I signed in, they slapped a plastic bracelet on my arm; credited with, not one, but two United States patents, likely for the unique form of plastic found exclusively in hospitals, perhaps the tricky little clasp. Now I sit. In a room that grows exponentially less comfortable the more people that fill it. Each with their own problem, their own illness, their own emergency. Each seemingly more sick than the last. All of them are excited to see a new face in the crowd. Most of them clearly old enough to get matinee prices all day at the theatre; their blank faces almost seem to say, “but he's so young?” It’s the kind of place that as soon as you sit down, you want to leave. It’s humid, with a thick cloud of unease cast over it. It smells as if they’ve only attempted to mask the sweaty, musky aroma with disinfectant. It’s similarly ineffective to spraying cologne in place of a shower, after you’ve had a day of intense physical labor. Surveying the room, I realize that the political argument on the T.V. in the background, almost narrates the scene. A heated discussion concerning the current heath care reform, specifically, where and how the money will be spent. I realize that I'm looking at it. I’m staring into the faces representing the entire issue. Sitting in the room long enough to hear mention of a leaking penis and multiple cases of overly-loose stool, I begin to wonder if a sprained ankle is going to cut it, or, at some point, will a nurse come and just tell me to go suck it up.People come, people go.
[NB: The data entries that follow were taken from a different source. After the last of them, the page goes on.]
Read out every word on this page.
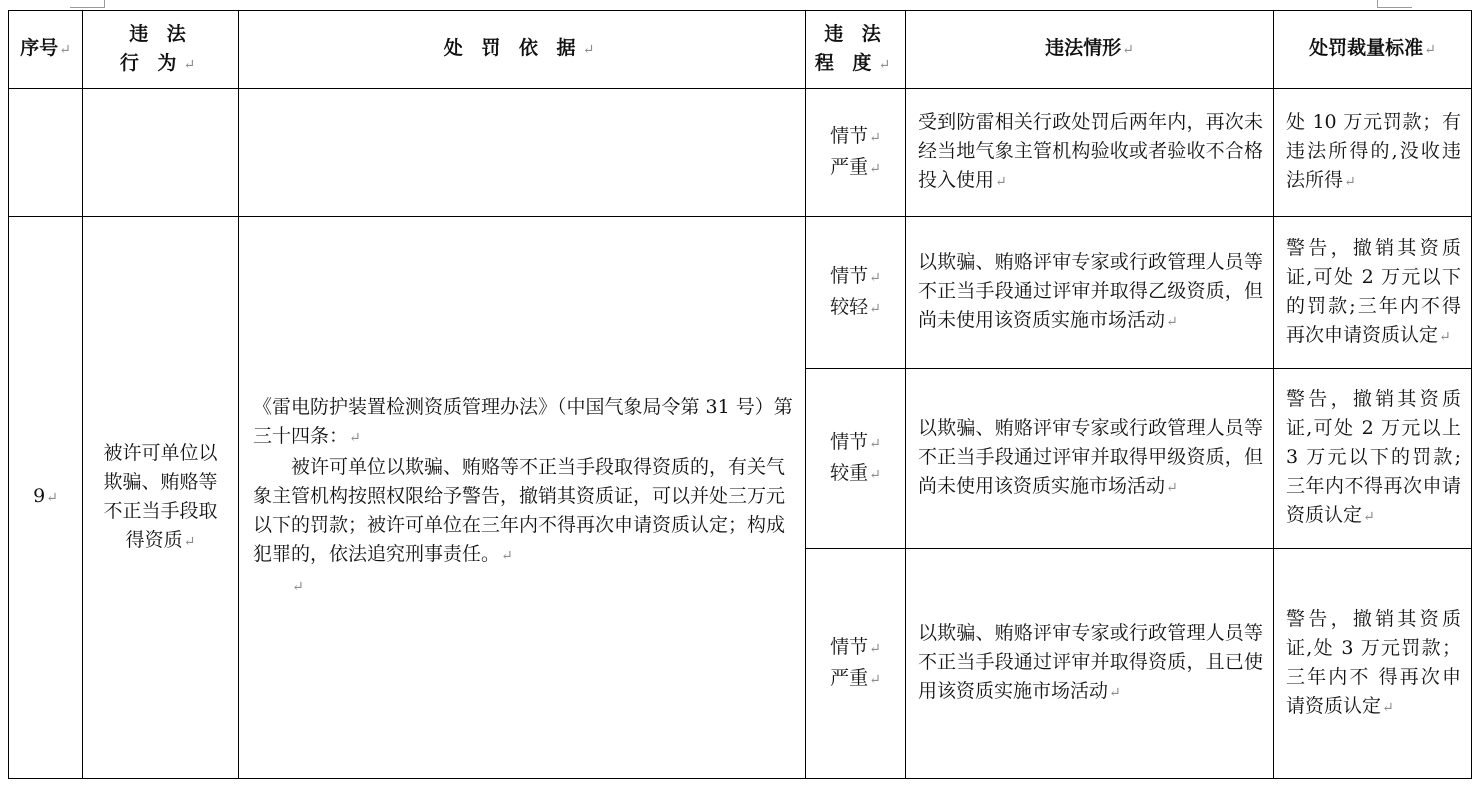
序号↵	违 法
行 为↵	处 罚 依 据↵	违 法
程 度↵	违法情形↵	处罚裁量标准↵

			情节↵
严重↵	受到防雷相关行政处罚后两年内，再次未经当地气象主管机构验收或者验收不合格投入使用↵	处 10 万元罚款；有违法所得的,没收违法所得↵
9↵	被许可单位以欺骗、贿赂等不正当手段取得资质↵	《雷电防护装置检测资质管理办法》（中国气象局令第 31 号）第三十四条：↵
被许可单位以欺骗、贿赂等不正当手段取得资质的，有关气象主管机构按照权限给予警告，撤销其资质证，可以并处三万元以下的罚款；被许可单位在三年内不得再次申请资质认定；构成犯罪的，依法追究刑事责任。↵
↵	情节↵
较轻↵	以欺骗、贿赂评审专家或行政管理人员等不正当手段通过评审并取得乙级资质，但尚未使用该资质实施市场活动↵	警告，撤销其资质证,可处 2 万元以下的罚款;三年内不得再次申请资质认定↵

			情节↵
较重↵	以欺骗、贿赂评审专家或行政管理人员等不正当手段通过评审并取得甲级资质，但尚未使用该资质实施市场活动↵	警告，撤销其资质证,可处 2 万元以上 3 万元以下的罚款;三年内不得再次申请资质认定↵

			情节↵
严重↵	以欺骗、贿赂评审专家或行政管理人员等不正当手段通过评审并取得资质，且已使用该资质实施市场活动↵	警告，撤销其资质证,处 3 万元罚款；三年内不 得再次申请资质认定↵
Each a new walking target for my amateur medical speculation. I don't care to write about what happens after they call your name, because contrary to my arrogant belief; doctors and nurses are actually very good at their jobs. I will, however, tell you how you leave: the same way you came in, through the same sickly humid staging area. Everyone get their moment here, for as you walk back through the door, you are an object of envy from for all those who have just arrived. Appearing cured, you attract a special look from there waiting eyes. After your brief observation, your gone, just like that, emergency over.